Distribution Team Infrastructure and Maintenance - Build Machines

Details and maintenance tasks for the Distribution Team’s build nodes

Build Machines

GitLab CI runner manager is responsible for creating build machines for package builds. This node configuration is managed by cookbook-gitlab-runner. Configuration values are stored in the vault named the same as the node, see example.

Currently, the version of GitLab CI runner is locked. We aim to be close to the current version of runner in order to get the fixes that we need without getting into issues that could cause a failure. These failures could prevent the release from going out so be careful with unnecessary changes on these nodes.

Runner manager machines

Distribution team maintains 2 runner manager machines for running different types of pipelines. Both these machines are in GCP project omnibus-build-runners.

  1. build-runners.gitlab.org:
  2. build-trigger-runner-manager.gitlab.org

build-runners-gitlab-org

This runner manager manages the machines used for building and publishing official GitLab CE and EE packages. It is locked to the omnibus-gitlab and cookbooks/gitlab-omnibus-builder projects in dev.gitlab.org.

Its configuration can be found in the private gitlab-com/gl-infra/chef-repo project.

It spins up the following types of machines:

  1. x86_64 machines for building packages. They are n1-highcpu-32 machines with 80GB SSD disks, spawned inside GCP using google docker-machine driver.

  2. arm64-builder-dev-gitlab for building Docker images for ARM and RPi. They are m6g.2xlarge machines with 80GB solid state disks spawned inside AWS using the amazonec2 docker-machine driver. This is used in https://dev.gitlab.org/cookbooks/gitlab-omnibus-builder.
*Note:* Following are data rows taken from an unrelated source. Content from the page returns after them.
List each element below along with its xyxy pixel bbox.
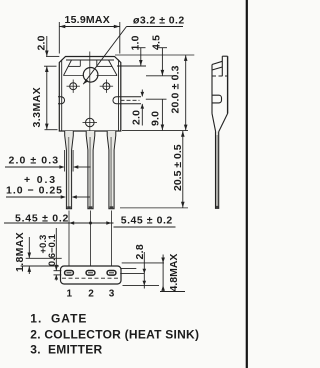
right border <box>246 0 248 368</box>
dimension 20.5±0.5 line <box>182 131 184 208</box>
svg-text:20.5 ± 0.5: 20.5 ± 0.5 <box>172 144 184 191</box>
svg-text:ø3.2 ± 0.2: ø3.2 ± 0.2 <box>133 15 185 27</box>
left side dent pill <box>58 97 65 104</box>
svg-text:1.0: 1.0 <box>130 35 142 50</box>
small hole left <box>70 83 77 90</box>
svg-text:2.8: 2.8 <box>134 244 146 260</box>
svg-text:1.0 − 0.25: 1.0 − 0.25 <box>6 185 63 197</box>
svg-text:2.0 ± 0.3: 2.0 ± 0.3 <box>9 155 60 167</box>
lead section pill 2 <box>86 271 95 276</box>
lead 1 front <box>65 131 74 209</box>
front view inner border left <box>61 60 63 131</box>
front view inner border right <box>118 60 120 131</box>
top edge extension right <box>115 54 194 56</box>
front view inner slant right <box>109 60 118 76</box>
svg-text:4.5: 4.5 <box>151 35 163 50</box>
package vertical centerline <box>89 52 91 131</box>
dimension 2.0±0.3 arrows <box>5 150 91 172</box>
leader line for hole diameter <box>127 26 184 28</box>
dimension 2.0 tab <box>142 90 166 126</box>
svg-text:0.6−0.1: 0.6−0.1 <box>47 234 58 267</box>
front view inner slant left <box>64 60 72 76</box>
lead section pill 3 <box>107 271 116 276</box>
lead 2 front <box>86 131 95 209</box>
dimension 1.0 right <box>117 48 146 66</box>
dimension 9.0 line <box>161 99 163 130</box>
svg-text:2. COLLECTOR (HEAT SINK): 2. COLLECTOR (HEAT SINK) <box>30 327 199 341</box>
svg-text:2.0: 2.0 <box>131 110 143 125</box>
bottom hole <box>86 118 95 127</box>
svg-text:20.0 ± 0.3: 20.0 ± 0.3 <box>170 65 182 113</box>
front view inner top line <box>66 59 114 61</box>
dimension 20.0±0.3 line <box>185 55 187 130</box>
svg-text:9.0: 9.0 <box>150 111 162 126</box>
dimension 2.0 top left <box>44 36 59 66</box>
lead section pill 1 <box>65 271 74 276</box>
dimension 15.9MAX line <box>59 22 120 54</box>
svg-text:4.8MAX: 4.8MAX <box>168 254 180 292</box>
dimension 4.5 right <box>146 48 177 76</box>
dimension 0.6 +0.3/-0.1 <box>54 270 62 272</box>
svg-text:3. EMITTER: 3. EMITTER <box>30 342 102 356</box>
mounting hole <box>83 68 98 83</box>
svg-text:1: 1 <box>67 289 73 300</box>
side view <box>212 56 228 208</box>
lead center extension lines <box>68 211 70 266</box>
dimension 3.3MAX line <box>46 66 48 129</box>
dimension 1.0 +0.3/-0.25 arrows <box>6 196 90 198</box>
lead tip extension line <box>120 207 188 209</box>
svg-text:3: 3 <box>109 289 115 300</box>
svg-text:3.3MAX: 3.3MAX <box>31 87 43 128</box>
svg-text:1. GATE: 1. GATE <box>30 312 87 326</box>
right side tab pill <box>113 97 117 104</box>
dimension 5.45±0.2 line <box>4 222 114 224</box>
mounting hole horizontal centerline <box>64 75 84 77</box>
dimension 4.8MAX <box>160 255 185 292</box>
hole slot shelf right <box>96 60 98 66</box>
svg-text:2.0: 2.0 <box>36 35 48 50</box>
dimension 1.8MAX <box>21 237 62 274</box>
small hole right <box>103 83 110 90</box>
svg-text:5.45 ± 0.2: 5.45 ± 0.2 <box>121 215 173 227</box>
svg-text:2: 2 <box>88 289 94 300</box>
svg-text:5.45 ± 0.2: 5.45 ± 0.2 <box>15 212 69 224</box>
svg-text:1.8MAX: 1.8MAX <box>14 232 26 272</box>
svg-text:15.9MAX: 15.9MAX <box>65 14 111 26</box>
front view body outline <box>59 57 121 132</box>
bottom view outline <box>61 266 122 284</box>
bottom view dashed line <box>62 277 119 279</box>
lead 3 front <box>107 131 116 209</box>
hole slot shelf left <box>79 60 81 66</box>
dimension 2.8 structure <box>120 252 164 289</box>
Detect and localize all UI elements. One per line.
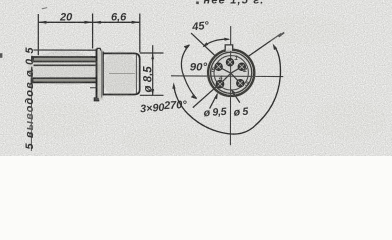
pin 3 xyxy=(237,79,245,87)
scan tone patches xyxy=(20,16,386,152)
leader dia 5 xyxy=(232,90,240,102)
spoke to pin 5 xyxy=(219,67,231,73)
extension line can top xyxy=(140,52,164,54)
pin 5 xyxy=(215,63,223,71)
scan grain xyxy=(0,0,1,1)
leader dia 9,5 arrowhead xyxy=(214,93,218,100)
dimension line 20 / 6,6 xyxy=(38,21,140,23)
leader dia 9,5 xyxy=(210,94,218,109)
radial line 10:30 xyxy=(191,33,215,56)
pin 1 xyxy=(226,58,234,66)
arrowhead right of 20 xyxy=(84,21,92,24)
flange fill xyxy=(97,50,104,100)
extension line at lead tips xyxy=(37,14,39,55)
can body outline xyxy=(103,53,140,94)
spoke to pin 2 xyxy=(231,67,242,73)
pin 2 xyxy=(238,63,246,71)
270 arc end arrowhead xyxy=(172,82,175,88)
lead 1 (top, thin) xyxy=(33,49,96,51)
can axis mark xyxy=(109,73,135,75)
leader dia 5 arrowhead xyxy=(231,89,236,95)
flange top nub xyxy=(97,48,101,50)
lead 4 top edge xyxy=(31,77,97,79)
scan mark left edge xyxy=(0,53,2,58)
lead 2 tip xyxy=(31,56,34,62)
spoke to pin 4 xyxy=(220,73,231,84)
flange bottom foot fill xyxy=(95,98,99,101)
lead 5 stub xyxy=(90,87,97,89)
270 degree dimension arc xyxy=(174,47,281,134)
can end seam xyxy=(135,54,137,94)
lead 2 top edge xyxy=(31,56,97,58)
index tab xyxy=(225,45,233,51)
stray scan dash xyxy=(42,8,47,9)
lead 4 bottom edge xyxy=(31,81,97,83)
90 arc bottom arrowhead xyxy=(191,95,197,100)
lead 4 tip xyxy=(31,78,34,84)
arrowhead up at can top xyxy=(151,53,154,59)
cropped note leading dot xyxy=(196,2,199,5)
arrowhead left of 6,6 xyxy=(93,21,101,24)
lead 2 bottom edge xyxy=(33,61,97,63)
lead 2 body fill xyxy=(31,57,97,61)
radial line 1:30 xyxy=(248,33,281,56)
270 arc top arrowhead xyxy=(273,44,278,50)
arrowhead up at lead 3 xyxy=(31,66,34,71)
45 degree arc xyxy=(203,39,228,46)
extension line at flange face xyxy=(92,14,94,49)
flange inner line xyxy=(101,51,103,98)
pin 4 xyxy=(216,80,224,88)
lead 4 body fill xyxy=(31,79,97,83)
lead diameter dimension line xyxy=(31,67,33,77)
flange right face xyxy=(102,52,104,96)
90 arc top arrowhead xyxy=(184,44,190,49)
bottom view outer circle xyxy=(208,50,254,96)
radial 1:30 end tick xyxy=(279,32,285,36)
leader continuation down xyxy=(30,84,32,151)
arrowhead left of 20 xyxy=(38,21,46,24)
spoke to pin 3 xyxy=(231,73,241,83)
extension line can bottom xyxy=(140,94,164,96)
radial line 7:30 xyxy=(193,87,216,108)
dia 8,5 dimension line xyxy=(152,45,154,95)
bottom view second circle xyxy=(211,52,252,93)
extension line at can end xyxy=(139,14,141,53)
arrowhead down at can bottom xyxy=(151,89,154,95)
arrowhead right of 6,6 xyxy=(132,21,140,24)
horizontal centerline xyxy=(171,75,283,78)
90 degree arc xyxy=(181,45,196,99)
arrowhead down at lead 4 xyxy=(31,73,34,78)
flange bottom foot xyxy=(95,97,100,100)
45 arc right arrowhead xyxy=(224,38,230,41)
bottom view inner circle xyxy=(214,56,248,90)
flange left face xyxy=(96,49,98,101)
lead 3 xyxy=(34,64,97,66)
vertical centerline xyxy=(229,26,231,145)
45 arc left arrowhead xyxy=(203,42,209,47)
scan shading over drawing xyxy=(28,48,256,98)
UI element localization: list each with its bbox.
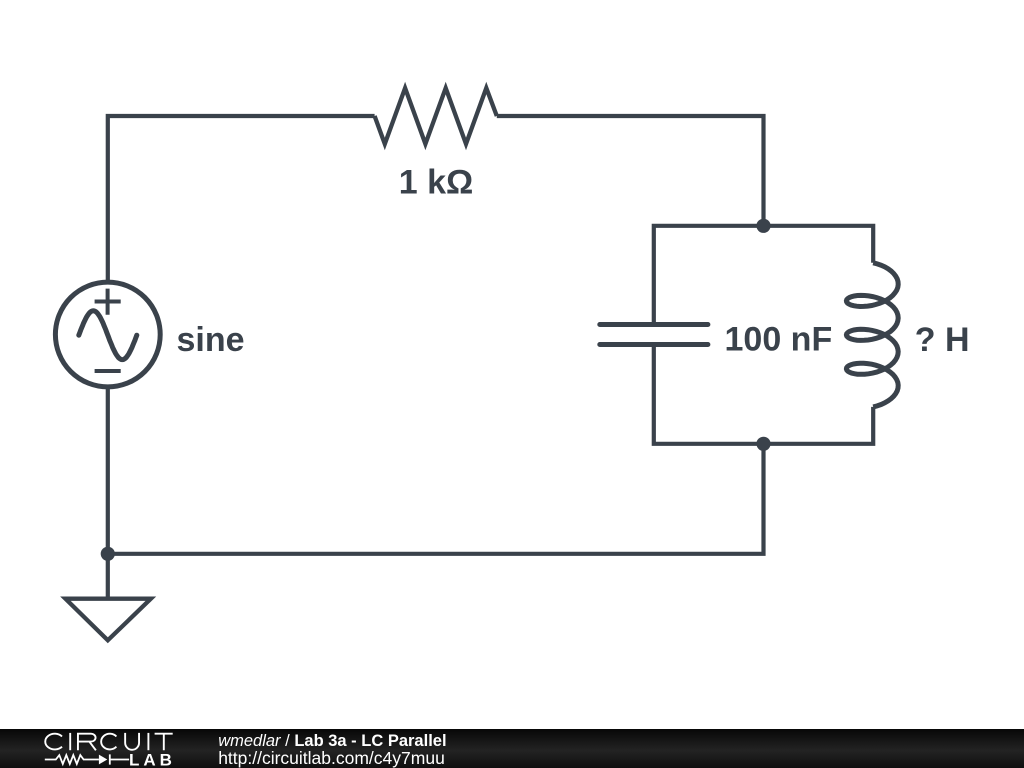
CircuitLab logo resistor-diode squiggle xyxy=(45,754,129,764)
svg-text:LAB: LAB xyxy=(129,751,176,768)
CircuitLab logo letter C xyxy=(45,733,172,750)
voltage source minus sign xyxy=(95,369,121,373)
CircuitLab logo diode triangle xyxy=(99,755,107,765)
CircuitLab logo letter R xyxy=(78,734,96,751)
wire from source top to resistor left terminal xyxy=(108,116,375,282)
junction node B dot xyxy=(756,437,770,451)
inductor L1 coil xyxy=(846,263,898,407)
resistor R1 zigzag xyxy=(375,88,497,144)
CircuitLab logo letter I xyxy=(69,733,71,750)
CircuitLab logo letter C xyxy=(101,734,116,750)
voltage source V1 circle xyxy=(55,282,160,387)
svg-text:1 kΩ: 1 kΩ xyxy=(399,164,474,202)
capacitor C1 plates xyxy=(600,325,708,345)
ground symbol triangle xyxy=(65,599,150,641)
svg-text:sine: sine xyxy=(177,321,245,359)
svg-text:100 nF: 100 nF xyxy=(725,321,833,359)
CircuitLab logo letter I xyxy=(147,733,149,750)
svg-text:? H: ? H xyxy=(915,321,970,359)
junction node A dot xyxy=(756,219,770,233)
voltage source sine glyph xyxy=(79,311,137,360)
svg-text:http://circuitlab.com/c4y7muu: http://circuitlab.com/c4y7muu xyxy=(218,748,445,768)
wire LC top rail and capacitor top lead xyxy=(654,226,873,325)
voltage source plus sign xyxy=(95,289,121,315)
wire source bottom to ground symbol xyxy=(106,388,110,599)
wire from resistor right terminal down to node A xyxy=(497,116,764,226)
junction ground node dot xyxy=(101,547,115,561)
footer bar xyxy=(0,729,1024,768)
CircuitLab logo letter U xyxy=(125,733,139,750)
wire capacitor bottom lead and LC bottom rail xyxy=(654,345,873,444)
CircuitLab logo letter T xyxy=(155,734,173,751)
wire bottom return from node B to ground node xyxy=(108,444,764,554)
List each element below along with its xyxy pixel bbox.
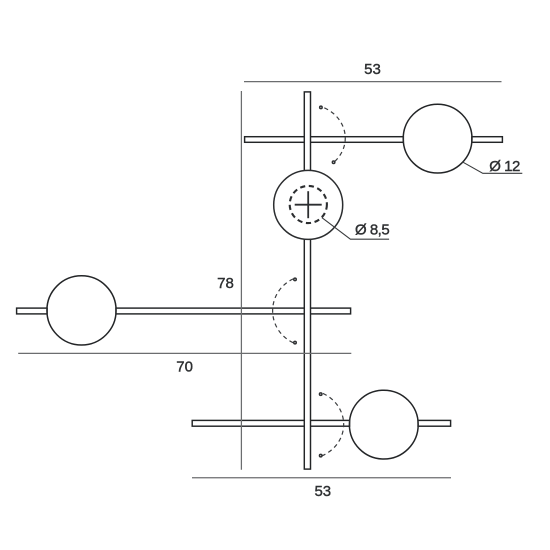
svg-text:Ø 8,5: Ø 8,5: [355, 222, 389, 239]
svg-text:53: 53: [364, 61, 381, 78]
svg-text:Ø 12: Ø 12: [489, 158, 520, 175]
svg-text:70: 70: [176, 359, 193, 376]
svg-text:78: 78: [217, 275, 234, 292]
svg-text:53: 53: [314, 483, 331, 500]
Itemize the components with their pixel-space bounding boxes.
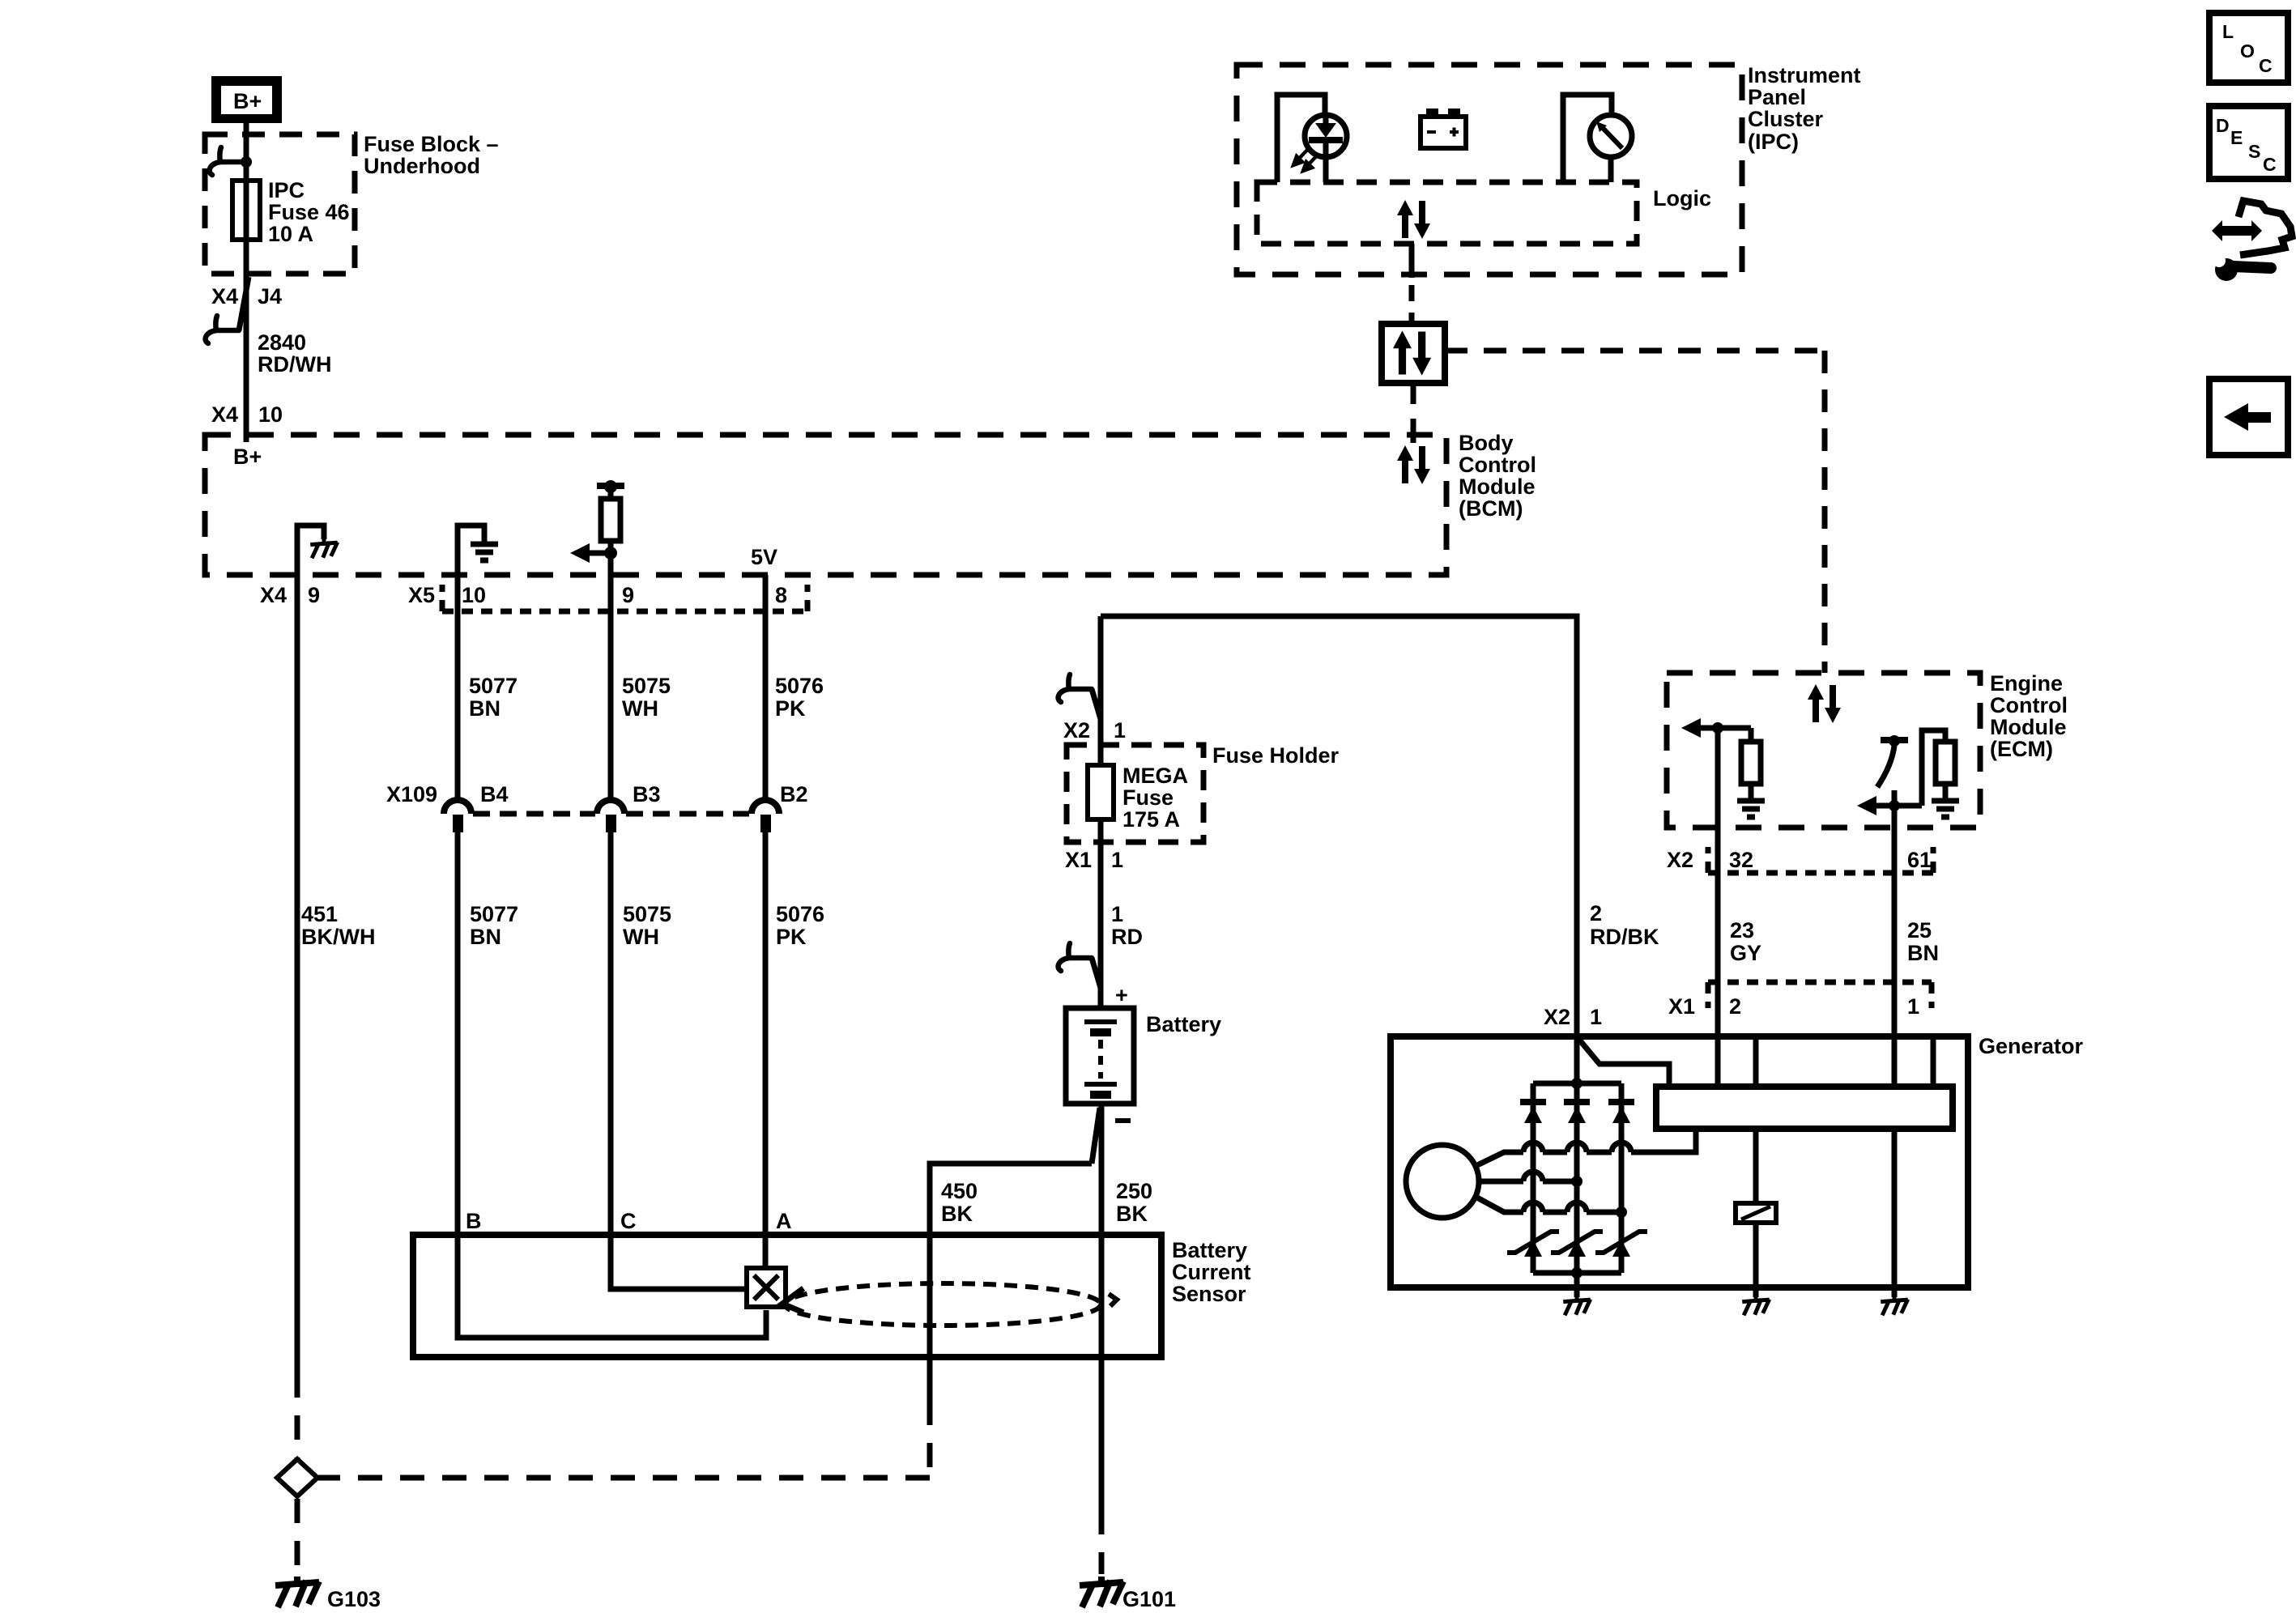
svg-text:Logic: Logic [1653,186,1711,211]
back arrow icon box [2209,379,2288,455]
svg-text:Generator: Generator [1979,1034,2084,1058]
ECM resistor to ground (pin 61) [1922,730,1959,817]
ECM pull-up resistor (pin 32) [1737,728,1765,817]
ECM switch (pin 61) [1877,735,1908,787]
sensor internal wire C [611,1235,745,1289]
pin labels X1 2 1 [1668,994,1919,1019]
svg-text:X4: X4 [211,284,238,309]
connector X1 at generator [1708,982,1932,1008]
svg-text:2: 2 [1729,994,1741,1019]
diagnostic pointer and wrench icon [2212,201,2292,281]
label Instrument Panel Cluster (IPC) [1748,63,1861,154]
connector terminal B4 [444,800,471,832]
svg-text:A: A [776,1209,792,1233]
svg-text:5075: 5075 [622,674,671,698]
splice diamond [277,1459,317,1496]
svg-text:Module: Module [1459,474,1536,499]
BCM internal chassis ground branch (pin X4-9) [297,526,338,575]
svg-text:Cluster: Cluster [1748,107,1824,131]
wire 5075 WH lower [608,832,614,1235]
svg-text:9: 9 [622,583,634,607]
labels 451 BK/WH [301,902,375,949]
node junction at fuse input [241,156,252,168]
rectifier positive rail [1533,1081,1621,1087]
svg-text:10: 10 [462,583,486,607]
svg-text:1: 1 [1111,902,1123,926]
rectifier phase wire 1 [1531,1083,1536,1273]
svg-text:BK: BK [941,1202,973,1226]
svg-text:B: B [466,1209,482,1233]
logic serial arrows [1397,200,1430,239]
connector terminal B2 [752,800,779,832]
labels 250 BK [1116,1179,1152,1226]
svg-text:Control: Control [1990,693,2068,717]
svg-text:10: 10 [258,402,283,427]
battery telltale icon [1421,109,1466,148]
svg-text:C: C [620,1209,637,1233]
svg-text:23: 23 [1730,918,1754,943]
svg-text:S: S [2248,141,2260,162]
svg-text:Fuse Block –: Fuse Block – [364,132,499,156]
svg-text:BK: BK [1116,1202,1148,1226]
ground G103 [275,1577,381,1611]
connector X5 dotted line [442,585,807,611]
svg-text:RD/BK: RD/BK [1590,925,1659,949]
labels X2 1 at fuse holder [1063,718,1126,743]
clip at fuse block input [210,147,243,175]
wire 5077 BN upper [455,575,461,803]
connector X109 dashed link [473,811,749,817]
wire gauge to logic [1608,157,1614,182]
wire 5077 BN lower [455,832,461,1235]
MEGA fuse 175A [1088,764,1188,832]
svg-text:G103: G103 [327,1587,381,1611]
avalanche diode 3 [1595,1232,1647,1257]
svg-text:1: 1 [1590,1005,1602,1029]
svg-text:Battery: Battery [1146,1012,1221,1036]
ECM serial arrows [1808,684,1841,723]
upper diode 2 [1564,1102,1590,1123]
svg-text:Fuse: Fuse [1122,785,1174,810]
dashed wire splice to G103 [295,1499,300,1569]
label 2 RD/BK [1590,901,1659,949]
svg-text:1: 1 [1114,718,1126,743]
labels 5076 PK lower [776,902,824,949]
stator winding row 2 [1479,1172,1577,1181]
svg-text:450: 450 [941,1179,978,1203]
battery [1066,1008,1134,1104]
svg-text:Fuse Holder: Fuse Holder [1212,743,1340,768]
dashed wire 450 BK to splice [318,1401,930,1478]
svg-text:BK/WH: BK/WH [301,925,375,949]
BCM internal earth ground branch (pin X5-10) [458,526,498,575]
pin labels X2 1 at generator [1544,1005,1602,1029]
svg-text:PK: PK [775,696,806,721]
wire 25 BN through generator to ground [1892,1129,1898,1297]
upper diode 3 [1608,1102,1634,1123]
svg-text:5077: 5077 [469,674,518,698]
generator box [1391,1036,1968,1287]
BCM serial arrows [1397,445,1430,484]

  3. arm64-runners-manager-dev-gitlab for building ARM and RPi packages. They are m6g.2xlarge machines with 80GB solid state disks spawned inside AWS using the amazonec2 docker-machine driver.

  4. package-promotion machines for uploading packages. Since they are only used to upload packages, they are scaled down to save costs. They are n2d-standard-2 machines, spawned inside GCP using google docker-machine driver.

build-trigger-runner-manager-gitlab-org

This runner manager manages the machines used for building packages as part of triggered pipeline used by developers to test their changes.

Its configuration can be found in the private gitlab-com/gl-infra/chef-repo project.

It spins up the following types of machines:

  1. x84_64 machines for building packages in the gitlab-org/omnibus-gitlab-mirror project. They are n1-highcpu-32 machines with 80GB SSD disks, spawned inside GCP using google docker-machine driver.

  2. ARM64 machines for buidling arm64 and Raspberry Pi builder images. They are m6g.2xlarge machines with 80GB solid state disks spawned inside AWS using the amazonec2 docker-machine driver.

  3. qa-builder machines for running end-to-end tests in the gitlab-org/gitlab-qa and gitlab-org/gitlab-qa-mirror projects. They are n2d-standard-2 machines with 50GB disks, spawned inside GCP using google docker-machine driver.

Maintenance tasks

Requirements:

  • Access to the node
  • Access to merge into master on the ops chef repo
  • Some tasks need access to a Chef Vault admin. At minimum, contact the Engineering Manager, Distribution for help.

Changing version of GitLab CI runner

To be performed by any team member:

  1. Create a new merge request on the chef repo that updates the runner version

  2. Ensure the CI pass, and the MR is reviewed by another team member

  3. Merge the change into the chef repo

  4. Login to the node and run,

    1
    
    sudo /root/runner_upgrade.sh
    

    to perform the upgrade. This will stop the chef-client service, stop the runner and cleanup the machines, run the chef-client to fetch the new version and finally, start GitLab Runner again.

When builds are pending on dev.gitlab.org

The common reason for builds to be pending on dev.gitlab.org project is that the number of failed machines is high. Failed machines prevent the runner manager from starting up new machines and this can slow down or even block the release. To resolve this, we need to clean those failed machines. The steps to do this are:

  1. Login to the build machine node

  2. Enter the root session: sudo su. This is required because docker-machine command will list running machines for currently active user

  3. Run docker-machine ls. This will print out the list of machines that are either in Running, Error or have an empty state.

  4. To list only machines in Error state, you can use

    1
    
    /root/machines_operations.sh list-failing
    
  5. To safely clean the machines with Error state, run

    1
    
    /root/machines_operations.sh remove-failing
    
  6. If the machine has an empty state, you can always remove the machine manually. Running

    1
    
    docker-machine ls | grep -v 'Running' | awk '{print $1}' | xargs docker-machine rm --force
    

    will remove all machines that do not have Running state.